The DDoS mitigation industry is scaling up capacity following a consistent increase in the number of DDoS attacks and recent indications that IoT-based DDoS attacks are expected to grow significantly.
The DDoS attack vector continues to wreak havoc in 2017, with a reported 380% spike in the number of DDoS attacks identified in Q1, compared to the same period last year. A recent study shows a year on year increase of 220% in the number of different types of malware designed to hijack IoT devices.
DDoS Mitigation providers are taking heed, with Arbor dedicated to quadrupling their capacity to 8Tbps by the end of 2017, and both Neustar and OVH committing to capacities of over 10Tbps.
A DDoS mitigation Gap occurs whenever DDoS traffic bypasses a company’s DDoS mitigation defenses, and penetrates the target network.
The reasons for such gaps vary from some types of DDoS attacks that are completely unnoticed by DDoS mitigation, to a range of configuration issues that let through traffic that should be mitigated.
However the problem is that visibility of DDoS mitigation gaps is currently nonexistent to those cybersecurity practitioners who are responsible for production uptime.

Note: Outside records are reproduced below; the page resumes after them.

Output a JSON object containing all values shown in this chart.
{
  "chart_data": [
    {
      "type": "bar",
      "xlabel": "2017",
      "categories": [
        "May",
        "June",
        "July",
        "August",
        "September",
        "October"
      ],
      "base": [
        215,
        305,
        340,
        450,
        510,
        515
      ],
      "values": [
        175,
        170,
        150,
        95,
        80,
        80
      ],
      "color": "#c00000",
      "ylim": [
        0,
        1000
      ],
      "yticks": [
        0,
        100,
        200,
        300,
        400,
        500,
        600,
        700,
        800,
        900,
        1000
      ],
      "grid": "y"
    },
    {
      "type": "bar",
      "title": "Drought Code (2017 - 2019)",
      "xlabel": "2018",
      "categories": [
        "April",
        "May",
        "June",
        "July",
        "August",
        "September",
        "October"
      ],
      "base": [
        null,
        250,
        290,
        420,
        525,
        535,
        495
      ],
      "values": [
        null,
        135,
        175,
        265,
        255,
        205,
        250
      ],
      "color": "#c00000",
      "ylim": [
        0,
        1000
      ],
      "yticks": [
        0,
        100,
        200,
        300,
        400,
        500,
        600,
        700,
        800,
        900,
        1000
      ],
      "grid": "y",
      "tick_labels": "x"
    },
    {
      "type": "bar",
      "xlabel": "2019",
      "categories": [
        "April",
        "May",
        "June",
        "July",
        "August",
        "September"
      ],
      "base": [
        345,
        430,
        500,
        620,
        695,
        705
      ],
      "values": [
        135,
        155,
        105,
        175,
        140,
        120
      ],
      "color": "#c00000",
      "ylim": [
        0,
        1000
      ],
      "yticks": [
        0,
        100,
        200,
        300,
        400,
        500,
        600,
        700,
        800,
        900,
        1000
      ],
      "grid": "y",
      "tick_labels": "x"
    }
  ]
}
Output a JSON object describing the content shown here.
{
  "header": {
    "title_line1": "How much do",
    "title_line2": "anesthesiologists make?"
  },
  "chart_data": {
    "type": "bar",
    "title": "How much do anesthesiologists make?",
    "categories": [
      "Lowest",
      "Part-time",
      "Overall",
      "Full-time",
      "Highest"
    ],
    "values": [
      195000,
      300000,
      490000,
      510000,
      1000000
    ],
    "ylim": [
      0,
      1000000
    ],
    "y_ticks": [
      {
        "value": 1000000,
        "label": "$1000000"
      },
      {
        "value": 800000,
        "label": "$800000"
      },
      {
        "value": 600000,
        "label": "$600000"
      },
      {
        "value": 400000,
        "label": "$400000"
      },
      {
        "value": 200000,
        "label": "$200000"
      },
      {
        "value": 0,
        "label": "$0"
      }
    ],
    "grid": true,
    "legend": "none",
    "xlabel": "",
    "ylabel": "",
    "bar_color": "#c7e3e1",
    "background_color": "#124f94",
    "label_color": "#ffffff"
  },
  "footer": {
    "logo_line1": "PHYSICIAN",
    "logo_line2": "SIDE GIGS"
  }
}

Companies do not know how well their mitigation is performing, or where their configuration problems are, leaving them and their vendors to troubleshoot issues at the very worst possible time, that is, when systems are down at the height of a DDoS attack.
Results from over 500 DDoS tests run by MazeBolt on companies from a wide range of industries, shows that on their first test, companies failed 41% (on average) of DDoS tests - simulations of real DDoS attacks conducted in a highly controlled manner to help companies understand their mitigation gap so they can strengthen their mitigation proactively.
This means that after a company has deployed their DDoS mitigation strategy, on average it will stop only six out of ten attacks.
To solve this, with insight about where their DDoS mitigation posture was leaking, companies could go back to vendors to reconfigure settings and harden their DDoS mitigation posture.
As depicted in the bar chart below, by repeating the testing cycle only three times, companies were able to reduce their mitigation gap from an average of 41% in the first test to an average of 25% in the second and only 15% in the third - reflecting a 65% strengthening of their DDoS mitigation.
Paraphrasing Heraclitus one might say you can never test the same DDoS mitigation twice, but our data clearly shows that testing it three times will strengthen it considerably.